— Озябшее сердце, — словно не слыша друга, повторил Дима, — ты, Иван, поэт.
— Писал стишки, было со мной такое в жизни. Но я о другом. Форму теряем, товарищ капитан. Коньячок и девочки — это хорошо. Однако, главный девиз спецназовца — тренироваться везде, всегда, до дней последних донца.
— Что ты предлагаешь?
— Домик тут есть один шикарный, километрах в тридцати. Давай его «вскроем». Ни разу не залезал в чужие дома. Тут кругом соседи, какие-никакие, а там явно живоглот живет.
— Почему бы и нет? — загорелись глаза Димы. — Вот под утро и поедем.
«Домик» оказался роскошным особняком. Машину оставили в лесу, забросав ее срубленными ветками. Оба «разбойника» были одеты в маскировочные халаты.
Они легко и бесшумно перебрались через высокий забор. Но дальнейший путь преградила им огромная, хорошо тренированная овчарка. Почти без лая, коротким рыком она бросилась на шедшего впереди Ивана. Но спецназовец без промаха ударил ножом. Сталь пронзила собачье сердце. И пес, хрипя, забился в конвульсиях.
— Жалко собачку, — прошептал Дима.
Но дело было сделано. Они натянули маски из черной шерсти и подошли к окну. До него было метра полтора. Дима вскочил на подставленное Иваном колено, а потом сел ему на плечи. В руках у него был топор.
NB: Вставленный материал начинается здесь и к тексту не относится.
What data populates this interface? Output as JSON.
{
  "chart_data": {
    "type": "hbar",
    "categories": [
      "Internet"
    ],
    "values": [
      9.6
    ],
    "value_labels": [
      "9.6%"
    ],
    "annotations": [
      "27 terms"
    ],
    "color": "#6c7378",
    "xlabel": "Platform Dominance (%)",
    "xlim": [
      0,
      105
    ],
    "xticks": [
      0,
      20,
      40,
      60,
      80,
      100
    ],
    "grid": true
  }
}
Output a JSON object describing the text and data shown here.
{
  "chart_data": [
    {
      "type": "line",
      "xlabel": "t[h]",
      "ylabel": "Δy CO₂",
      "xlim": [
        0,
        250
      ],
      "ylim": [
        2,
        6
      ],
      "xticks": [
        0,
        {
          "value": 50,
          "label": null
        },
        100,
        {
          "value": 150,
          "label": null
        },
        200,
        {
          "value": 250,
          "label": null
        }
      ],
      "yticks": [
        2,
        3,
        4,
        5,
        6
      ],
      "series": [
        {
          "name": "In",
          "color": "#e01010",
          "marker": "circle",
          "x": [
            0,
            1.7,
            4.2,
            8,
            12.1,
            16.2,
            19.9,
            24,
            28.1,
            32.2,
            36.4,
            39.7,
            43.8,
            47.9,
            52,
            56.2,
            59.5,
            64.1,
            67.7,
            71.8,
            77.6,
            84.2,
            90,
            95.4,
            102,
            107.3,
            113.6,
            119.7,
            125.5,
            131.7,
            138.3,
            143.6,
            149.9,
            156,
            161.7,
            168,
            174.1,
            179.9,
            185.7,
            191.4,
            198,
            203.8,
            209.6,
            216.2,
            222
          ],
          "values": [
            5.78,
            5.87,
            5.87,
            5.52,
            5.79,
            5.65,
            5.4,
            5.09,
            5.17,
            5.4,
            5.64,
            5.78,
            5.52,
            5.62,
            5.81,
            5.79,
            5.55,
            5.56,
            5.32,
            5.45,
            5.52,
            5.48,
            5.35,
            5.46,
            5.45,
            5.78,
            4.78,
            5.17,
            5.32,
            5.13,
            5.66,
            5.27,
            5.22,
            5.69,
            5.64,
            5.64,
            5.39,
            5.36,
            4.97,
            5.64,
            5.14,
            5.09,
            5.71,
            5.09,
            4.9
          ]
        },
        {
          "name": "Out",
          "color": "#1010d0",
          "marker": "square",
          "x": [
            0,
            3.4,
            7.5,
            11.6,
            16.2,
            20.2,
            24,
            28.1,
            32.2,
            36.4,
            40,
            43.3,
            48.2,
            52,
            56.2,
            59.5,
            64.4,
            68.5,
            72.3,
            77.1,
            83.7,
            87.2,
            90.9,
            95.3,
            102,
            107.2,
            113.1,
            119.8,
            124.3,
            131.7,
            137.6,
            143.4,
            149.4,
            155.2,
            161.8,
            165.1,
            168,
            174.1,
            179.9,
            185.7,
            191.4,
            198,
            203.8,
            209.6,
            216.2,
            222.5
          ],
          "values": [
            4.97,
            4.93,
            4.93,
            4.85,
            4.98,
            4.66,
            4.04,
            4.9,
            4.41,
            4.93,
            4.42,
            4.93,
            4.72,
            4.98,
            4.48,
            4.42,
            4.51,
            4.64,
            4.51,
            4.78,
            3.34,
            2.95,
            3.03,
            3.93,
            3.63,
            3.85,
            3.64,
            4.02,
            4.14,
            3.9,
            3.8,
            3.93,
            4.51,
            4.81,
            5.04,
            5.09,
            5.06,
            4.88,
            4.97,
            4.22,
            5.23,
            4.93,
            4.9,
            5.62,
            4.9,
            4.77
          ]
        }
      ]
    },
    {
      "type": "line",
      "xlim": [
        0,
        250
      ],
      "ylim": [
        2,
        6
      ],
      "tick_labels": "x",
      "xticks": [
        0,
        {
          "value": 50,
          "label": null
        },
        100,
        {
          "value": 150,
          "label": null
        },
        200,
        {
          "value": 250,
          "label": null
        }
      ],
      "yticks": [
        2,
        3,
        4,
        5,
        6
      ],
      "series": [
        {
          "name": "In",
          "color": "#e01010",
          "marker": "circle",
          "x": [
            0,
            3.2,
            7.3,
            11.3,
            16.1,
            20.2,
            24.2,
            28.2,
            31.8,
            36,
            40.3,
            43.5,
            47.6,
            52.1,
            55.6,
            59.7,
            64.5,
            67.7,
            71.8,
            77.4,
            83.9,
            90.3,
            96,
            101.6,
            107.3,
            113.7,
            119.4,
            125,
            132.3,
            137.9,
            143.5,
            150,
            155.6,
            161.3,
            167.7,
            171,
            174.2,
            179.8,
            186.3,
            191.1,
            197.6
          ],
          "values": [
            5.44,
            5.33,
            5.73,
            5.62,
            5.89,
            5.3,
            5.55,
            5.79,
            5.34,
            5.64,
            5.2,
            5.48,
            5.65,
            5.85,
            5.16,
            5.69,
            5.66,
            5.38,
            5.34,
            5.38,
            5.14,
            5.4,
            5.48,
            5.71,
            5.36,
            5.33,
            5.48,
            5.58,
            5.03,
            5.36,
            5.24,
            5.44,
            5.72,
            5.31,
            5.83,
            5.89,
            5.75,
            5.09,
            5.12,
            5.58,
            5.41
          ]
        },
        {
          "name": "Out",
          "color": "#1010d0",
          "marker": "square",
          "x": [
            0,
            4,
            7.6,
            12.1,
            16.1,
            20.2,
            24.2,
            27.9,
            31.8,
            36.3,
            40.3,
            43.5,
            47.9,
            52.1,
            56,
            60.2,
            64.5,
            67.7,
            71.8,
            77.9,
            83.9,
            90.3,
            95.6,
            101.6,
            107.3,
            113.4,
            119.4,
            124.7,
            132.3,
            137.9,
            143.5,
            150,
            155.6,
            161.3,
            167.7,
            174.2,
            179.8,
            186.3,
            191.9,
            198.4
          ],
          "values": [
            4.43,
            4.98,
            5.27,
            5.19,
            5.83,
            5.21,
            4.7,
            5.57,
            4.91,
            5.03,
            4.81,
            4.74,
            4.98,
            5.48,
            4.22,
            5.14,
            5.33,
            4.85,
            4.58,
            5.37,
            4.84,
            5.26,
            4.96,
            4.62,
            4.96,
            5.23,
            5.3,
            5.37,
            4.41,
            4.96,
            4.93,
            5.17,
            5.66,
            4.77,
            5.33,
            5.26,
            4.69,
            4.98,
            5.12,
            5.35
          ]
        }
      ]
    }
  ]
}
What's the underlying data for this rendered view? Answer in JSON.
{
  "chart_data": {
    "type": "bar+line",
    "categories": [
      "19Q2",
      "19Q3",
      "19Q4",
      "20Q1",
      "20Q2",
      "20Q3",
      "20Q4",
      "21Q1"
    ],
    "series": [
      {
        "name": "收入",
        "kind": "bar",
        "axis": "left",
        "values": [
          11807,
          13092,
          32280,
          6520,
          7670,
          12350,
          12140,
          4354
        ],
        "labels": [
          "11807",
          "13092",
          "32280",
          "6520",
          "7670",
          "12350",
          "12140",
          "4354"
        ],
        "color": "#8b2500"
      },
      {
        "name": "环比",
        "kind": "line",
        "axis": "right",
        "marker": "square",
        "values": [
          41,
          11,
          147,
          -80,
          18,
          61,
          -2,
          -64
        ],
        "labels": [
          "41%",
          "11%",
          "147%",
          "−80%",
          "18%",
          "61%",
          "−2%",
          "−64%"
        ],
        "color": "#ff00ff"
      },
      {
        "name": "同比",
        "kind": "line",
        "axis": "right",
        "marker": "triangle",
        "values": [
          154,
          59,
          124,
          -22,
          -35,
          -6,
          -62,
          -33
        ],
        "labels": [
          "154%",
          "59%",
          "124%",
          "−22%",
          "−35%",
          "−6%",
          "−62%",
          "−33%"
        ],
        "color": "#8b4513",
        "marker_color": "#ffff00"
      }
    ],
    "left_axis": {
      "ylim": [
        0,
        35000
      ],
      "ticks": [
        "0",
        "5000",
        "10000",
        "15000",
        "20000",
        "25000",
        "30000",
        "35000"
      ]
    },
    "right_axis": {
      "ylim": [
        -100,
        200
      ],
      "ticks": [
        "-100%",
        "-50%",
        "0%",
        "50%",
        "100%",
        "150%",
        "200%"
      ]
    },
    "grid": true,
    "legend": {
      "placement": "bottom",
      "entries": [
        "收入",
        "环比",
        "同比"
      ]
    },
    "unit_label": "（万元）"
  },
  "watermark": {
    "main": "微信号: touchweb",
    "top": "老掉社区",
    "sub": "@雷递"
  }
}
Орудия топором, Дима вскрыл оконную раму и через секунду оказался внутри помещения. Вслед за ним туда проник Иван.
Он включил фонарик, и они пошли бесшумно, наступая на пятки. Одна комната, вторая — ничего любопытного. Мебель деревянная, простая. Ни картин, ни антиквариата.
Поднялись по лестнице на второй этаж. И тут Дима остановился как вкопанный. Из-под двери струился спокойный свет ночника. Дима показал пальцем в сторону окна, предлагая вернуться, но Иван решил шалить и резвиться до конца. Ударом ноги он выбил запертую дверь.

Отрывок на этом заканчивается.